残念ながら、そうではなかったようである。
研究者の多くが美人どころか、不美人だったと
書いている。
瀬戸内寂聴氏にいたっては、はっきりとブス
だったと断言!
(物書きに美人はいないという説から)
しかし見た人がいないのだから、どちらとも
いえない。

右は狩野孝信による「紫式部」図。

どうだろう、これは。
かなりお多福(お多福は当時の美人)だが、思慮
深く、理知的な感じである。
「1000年展」には他にも紫式部の肖像画があった
が、絵師によって微妙にちがっていて面白かった。
これは最も美人に描かれたものだったのでは?
(なかには「ちょっとォ……」と思うようなものもあった)

しかし、いくら鎌倉、室町、江戸時代トップの絵師といっても紫式部本人をみたことはなく、伝説をもとに想像で描いているわけだから、後世の者があれこれ言う方がおかしい。

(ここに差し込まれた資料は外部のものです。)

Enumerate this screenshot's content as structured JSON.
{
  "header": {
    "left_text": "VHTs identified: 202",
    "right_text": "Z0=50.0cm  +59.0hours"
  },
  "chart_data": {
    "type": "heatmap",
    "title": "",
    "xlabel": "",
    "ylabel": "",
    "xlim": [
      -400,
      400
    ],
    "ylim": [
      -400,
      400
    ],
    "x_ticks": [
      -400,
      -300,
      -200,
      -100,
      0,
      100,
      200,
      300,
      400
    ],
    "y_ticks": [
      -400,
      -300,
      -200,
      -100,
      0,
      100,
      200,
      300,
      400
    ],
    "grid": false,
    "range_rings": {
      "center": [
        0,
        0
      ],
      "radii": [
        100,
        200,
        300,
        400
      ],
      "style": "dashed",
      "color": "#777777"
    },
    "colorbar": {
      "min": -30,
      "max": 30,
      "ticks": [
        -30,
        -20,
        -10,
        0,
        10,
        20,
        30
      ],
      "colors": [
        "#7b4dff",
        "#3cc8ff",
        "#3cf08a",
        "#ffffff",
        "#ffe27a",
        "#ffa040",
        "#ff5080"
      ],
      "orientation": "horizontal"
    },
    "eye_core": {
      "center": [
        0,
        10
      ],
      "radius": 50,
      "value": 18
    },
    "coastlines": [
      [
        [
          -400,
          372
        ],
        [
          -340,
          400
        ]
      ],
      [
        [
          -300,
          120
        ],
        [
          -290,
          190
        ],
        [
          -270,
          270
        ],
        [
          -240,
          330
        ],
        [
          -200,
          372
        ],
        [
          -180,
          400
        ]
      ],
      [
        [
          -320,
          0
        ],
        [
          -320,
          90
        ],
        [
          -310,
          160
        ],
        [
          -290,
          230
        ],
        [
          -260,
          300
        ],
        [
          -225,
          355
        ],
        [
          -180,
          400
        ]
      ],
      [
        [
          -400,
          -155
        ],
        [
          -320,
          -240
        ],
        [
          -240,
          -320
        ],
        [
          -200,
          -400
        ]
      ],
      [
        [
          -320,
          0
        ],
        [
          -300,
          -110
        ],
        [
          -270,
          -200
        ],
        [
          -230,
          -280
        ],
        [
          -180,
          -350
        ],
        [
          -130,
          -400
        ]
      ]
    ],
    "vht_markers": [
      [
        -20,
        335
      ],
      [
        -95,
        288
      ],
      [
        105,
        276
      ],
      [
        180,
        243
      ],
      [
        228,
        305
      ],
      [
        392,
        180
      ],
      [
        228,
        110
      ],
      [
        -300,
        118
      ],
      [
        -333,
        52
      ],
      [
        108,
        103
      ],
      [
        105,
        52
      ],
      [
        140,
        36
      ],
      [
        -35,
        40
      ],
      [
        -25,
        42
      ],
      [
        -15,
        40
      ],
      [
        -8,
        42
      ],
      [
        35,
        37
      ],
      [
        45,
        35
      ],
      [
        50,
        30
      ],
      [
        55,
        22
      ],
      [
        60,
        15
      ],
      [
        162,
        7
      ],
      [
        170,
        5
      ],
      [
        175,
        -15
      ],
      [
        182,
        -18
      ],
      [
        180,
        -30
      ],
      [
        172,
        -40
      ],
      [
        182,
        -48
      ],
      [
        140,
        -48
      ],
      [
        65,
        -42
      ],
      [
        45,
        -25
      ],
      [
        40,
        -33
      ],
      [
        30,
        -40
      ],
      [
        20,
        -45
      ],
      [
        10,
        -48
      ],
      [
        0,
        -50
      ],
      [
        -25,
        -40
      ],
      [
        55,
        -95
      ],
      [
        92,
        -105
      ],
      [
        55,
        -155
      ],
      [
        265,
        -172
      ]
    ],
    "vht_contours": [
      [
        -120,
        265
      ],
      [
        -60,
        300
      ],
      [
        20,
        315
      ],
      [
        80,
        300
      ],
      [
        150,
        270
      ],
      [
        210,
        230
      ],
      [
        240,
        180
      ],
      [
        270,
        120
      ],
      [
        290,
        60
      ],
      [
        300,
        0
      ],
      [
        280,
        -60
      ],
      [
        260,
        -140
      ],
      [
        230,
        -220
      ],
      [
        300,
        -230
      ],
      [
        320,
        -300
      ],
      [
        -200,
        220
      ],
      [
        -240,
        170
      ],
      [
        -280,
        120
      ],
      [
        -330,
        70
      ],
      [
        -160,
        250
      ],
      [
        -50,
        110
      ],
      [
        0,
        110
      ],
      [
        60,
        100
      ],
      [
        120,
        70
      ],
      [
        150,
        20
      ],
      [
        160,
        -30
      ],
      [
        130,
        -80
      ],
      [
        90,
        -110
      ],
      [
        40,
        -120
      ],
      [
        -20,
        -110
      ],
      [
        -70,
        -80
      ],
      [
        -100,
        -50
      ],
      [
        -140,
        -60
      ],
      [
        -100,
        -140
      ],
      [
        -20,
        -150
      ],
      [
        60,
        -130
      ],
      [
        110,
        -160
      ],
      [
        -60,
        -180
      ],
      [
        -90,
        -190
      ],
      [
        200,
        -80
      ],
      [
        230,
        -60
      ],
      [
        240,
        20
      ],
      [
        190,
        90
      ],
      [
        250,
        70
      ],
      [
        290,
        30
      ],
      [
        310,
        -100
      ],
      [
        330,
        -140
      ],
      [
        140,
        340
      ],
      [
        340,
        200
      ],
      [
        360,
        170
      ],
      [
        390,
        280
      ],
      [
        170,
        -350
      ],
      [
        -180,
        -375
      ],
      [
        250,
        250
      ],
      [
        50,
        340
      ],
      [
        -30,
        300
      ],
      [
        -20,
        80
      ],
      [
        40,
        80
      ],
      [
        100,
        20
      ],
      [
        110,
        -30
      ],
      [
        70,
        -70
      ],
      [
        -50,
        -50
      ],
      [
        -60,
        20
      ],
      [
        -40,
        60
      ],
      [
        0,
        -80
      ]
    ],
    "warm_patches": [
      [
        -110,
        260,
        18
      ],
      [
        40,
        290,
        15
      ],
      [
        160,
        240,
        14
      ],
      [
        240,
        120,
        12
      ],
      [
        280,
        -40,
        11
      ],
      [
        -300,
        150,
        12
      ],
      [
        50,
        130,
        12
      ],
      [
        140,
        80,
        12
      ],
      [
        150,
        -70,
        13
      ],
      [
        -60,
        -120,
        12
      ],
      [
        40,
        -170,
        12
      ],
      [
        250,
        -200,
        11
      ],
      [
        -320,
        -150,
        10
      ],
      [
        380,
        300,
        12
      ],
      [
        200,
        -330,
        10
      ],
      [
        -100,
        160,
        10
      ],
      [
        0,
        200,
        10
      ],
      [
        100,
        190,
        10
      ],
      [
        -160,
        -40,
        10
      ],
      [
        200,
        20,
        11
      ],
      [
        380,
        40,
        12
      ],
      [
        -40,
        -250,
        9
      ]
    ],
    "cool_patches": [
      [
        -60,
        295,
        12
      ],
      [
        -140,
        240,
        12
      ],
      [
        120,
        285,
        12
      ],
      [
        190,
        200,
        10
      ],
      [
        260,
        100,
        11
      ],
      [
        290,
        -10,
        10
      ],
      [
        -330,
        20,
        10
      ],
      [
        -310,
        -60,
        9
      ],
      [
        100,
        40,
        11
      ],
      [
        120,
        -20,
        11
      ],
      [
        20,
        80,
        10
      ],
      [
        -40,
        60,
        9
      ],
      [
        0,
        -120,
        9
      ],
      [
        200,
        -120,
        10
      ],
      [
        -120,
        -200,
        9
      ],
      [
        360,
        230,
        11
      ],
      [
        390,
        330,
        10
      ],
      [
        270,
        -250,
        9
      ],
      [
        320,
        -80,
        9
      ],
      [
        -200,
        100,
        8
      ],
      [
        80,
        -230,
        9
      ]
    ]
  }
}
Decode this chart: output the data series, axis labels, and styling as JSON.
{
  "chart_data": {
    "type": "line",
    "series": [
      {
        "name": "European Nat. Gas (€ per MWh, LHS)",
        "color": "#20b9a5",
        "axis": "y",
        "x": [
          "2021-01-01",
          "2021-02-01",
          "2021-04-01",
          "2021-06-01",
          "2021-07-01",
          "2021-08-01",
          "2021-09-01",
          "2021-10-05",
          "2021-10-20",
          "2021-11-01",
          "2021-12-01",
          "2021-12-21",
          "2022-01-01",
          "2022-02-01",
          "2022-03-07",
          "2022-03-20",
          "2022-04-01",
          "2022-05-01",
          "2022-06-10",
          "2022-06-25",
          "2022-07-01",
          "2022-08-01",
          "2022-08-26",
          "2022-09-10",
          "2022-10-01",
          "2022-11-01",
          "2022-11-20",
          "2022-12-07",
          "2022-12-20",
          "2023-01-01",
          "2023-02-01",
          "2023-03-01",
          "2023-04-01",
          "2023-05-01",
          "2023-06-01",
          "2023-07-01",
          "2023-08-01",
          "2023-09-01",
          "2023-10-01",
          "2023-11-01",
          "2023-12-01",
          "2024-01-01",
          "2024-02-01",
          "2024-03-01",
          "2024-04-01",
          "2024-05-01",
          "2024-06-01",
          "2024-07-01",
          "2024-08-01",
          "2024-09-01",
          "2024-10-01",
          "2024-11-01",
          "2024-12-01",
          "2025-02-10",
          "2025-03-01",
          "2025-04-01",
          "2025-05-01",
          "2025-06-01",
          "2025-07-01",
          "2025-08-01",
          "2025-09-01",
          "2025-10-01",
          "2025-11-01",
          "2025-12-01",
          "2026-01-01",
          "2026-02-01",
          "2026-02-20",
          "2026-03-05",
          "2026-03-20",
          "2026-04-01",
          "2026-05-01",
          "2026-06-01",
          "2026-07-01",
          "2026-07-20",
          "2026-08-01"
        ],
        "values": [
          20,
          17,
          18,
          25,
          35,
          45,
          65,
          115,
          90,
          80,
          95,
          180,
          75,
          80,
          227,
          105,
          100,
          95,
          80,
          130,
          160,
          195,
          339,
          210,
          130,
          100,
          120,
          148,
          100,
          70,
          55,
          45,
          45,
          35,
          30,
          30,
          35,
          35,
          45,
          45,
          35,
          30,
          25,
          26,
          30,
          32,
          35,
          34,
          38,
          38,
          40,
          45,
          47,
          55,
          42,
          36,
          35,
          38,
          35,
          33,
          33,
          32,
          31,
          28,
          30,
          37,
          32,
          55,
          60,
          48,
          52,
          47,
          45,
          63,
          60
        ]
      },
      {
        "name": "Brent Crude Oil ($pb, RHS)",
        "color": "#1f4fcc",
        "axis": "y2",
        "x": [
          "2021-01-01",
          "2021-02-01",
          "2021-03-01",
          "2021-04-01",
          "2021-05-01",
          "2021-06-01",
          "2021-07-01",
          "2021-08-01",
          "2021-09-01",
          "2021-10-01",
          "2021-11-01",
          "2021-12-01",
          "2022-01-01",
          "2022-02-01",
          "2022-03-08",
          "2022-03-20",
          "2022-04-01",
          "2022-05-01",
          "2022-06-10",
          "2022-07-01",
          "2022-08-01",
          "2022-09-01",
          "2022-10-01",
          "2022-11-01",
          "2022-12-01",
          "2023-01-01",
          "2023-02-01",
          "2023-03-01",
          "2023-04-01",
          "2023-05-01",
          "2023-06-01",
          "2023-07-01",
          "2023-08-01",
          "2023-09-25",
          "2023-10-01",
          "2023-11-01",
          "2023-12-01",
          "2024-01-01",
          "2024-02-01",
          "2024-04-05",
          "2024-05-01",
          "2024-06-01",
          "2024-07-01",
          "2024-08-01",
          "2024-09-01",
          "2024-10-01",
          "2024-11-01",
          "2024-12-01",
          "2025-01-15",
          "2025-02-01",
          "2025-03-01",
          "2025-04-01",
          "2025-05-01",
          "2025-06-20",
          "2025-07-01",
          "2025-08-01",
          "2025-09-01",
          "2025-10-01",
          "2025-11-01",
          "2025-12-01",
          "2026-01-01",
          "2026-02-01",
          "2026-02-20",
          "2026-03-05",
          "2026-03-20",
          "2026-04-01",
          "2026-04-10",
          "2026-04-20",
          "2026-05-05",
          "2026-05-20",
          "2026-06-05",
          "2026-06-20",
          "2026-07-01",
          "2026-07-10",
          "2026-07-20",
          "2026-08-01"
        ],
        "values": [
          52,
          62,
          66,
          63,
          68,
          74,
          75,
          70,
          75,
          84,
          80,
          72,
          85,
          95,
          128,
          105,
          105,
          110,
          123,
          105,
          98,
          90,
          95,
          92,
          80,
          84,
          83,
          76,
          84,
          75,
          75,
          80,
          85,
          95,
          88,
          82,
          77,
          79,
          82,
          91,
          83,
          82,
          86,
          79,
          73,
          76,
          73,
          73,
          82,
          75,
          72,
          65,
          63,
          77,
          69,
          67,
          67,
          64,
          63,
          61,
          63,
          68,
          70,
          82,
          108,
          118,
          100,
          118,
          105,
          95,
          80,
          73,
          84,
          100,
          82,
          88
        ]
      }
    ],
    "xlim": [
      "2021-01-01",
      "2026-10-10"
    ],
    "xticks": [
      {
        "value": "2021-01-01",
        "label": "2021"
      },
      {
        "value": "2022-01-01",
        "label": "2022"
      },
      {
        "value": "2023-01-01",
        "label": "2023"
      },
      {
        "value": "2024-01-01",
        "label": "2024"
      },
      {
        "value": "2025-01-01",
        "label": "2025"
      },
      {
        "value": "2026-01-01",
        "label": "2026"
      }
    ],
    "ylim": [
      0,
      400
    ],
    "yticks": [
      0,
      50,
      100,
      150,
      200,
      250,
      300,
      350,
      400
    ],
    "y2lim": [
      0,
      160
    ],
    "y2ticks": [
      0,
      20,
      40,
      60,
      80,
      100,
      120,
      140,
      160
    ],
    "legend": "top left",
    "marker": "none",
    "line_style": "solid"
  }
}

実際は、紫式部は『源氏物語』に出てくる空蝉(うつせみ)に自己を投影させたのではないか、といわれている。


空蝉は物語にでてくる数多くの女性のなかでも、身分はさほど高くはなく、
美人でもない。
(紫式部も中流貴族の娘である)
だが、随一といっていいほど誇り高く、賢い女性。
光源氏にいいよられて一度は身をゆるすが、二度と同じあやまちはしない。
思慮深く、知性的である。

一体、紫式部の本心はどこにあったのだろうか。

                                                












     
    





二千円札に描かれた紫式部











ほとんどお目にかかることのなかった二千円札、
(発行以来、数えるほどしか見てない。一枚どこかにしまってあるはずだが、それすら見つからない)
その裏に描いてある紫式部の肖像画。

この下ぶくれ、引き目、鉤鼻はどうだろう。
(もっともこれが当時の美人顔だという説も
ある)
鎌倉時代前期(13世紀)に描かれたもので絵師不明。
これだって想像画なのだから、実際のところは分からない。
私の想像では頭はいいが、気難しく、神経質。となると、こんなにふっくらしているのは娘のときだけで、中宮に仕えていた頃の彼女はもっとぎすぎすしていたのではないだろうか。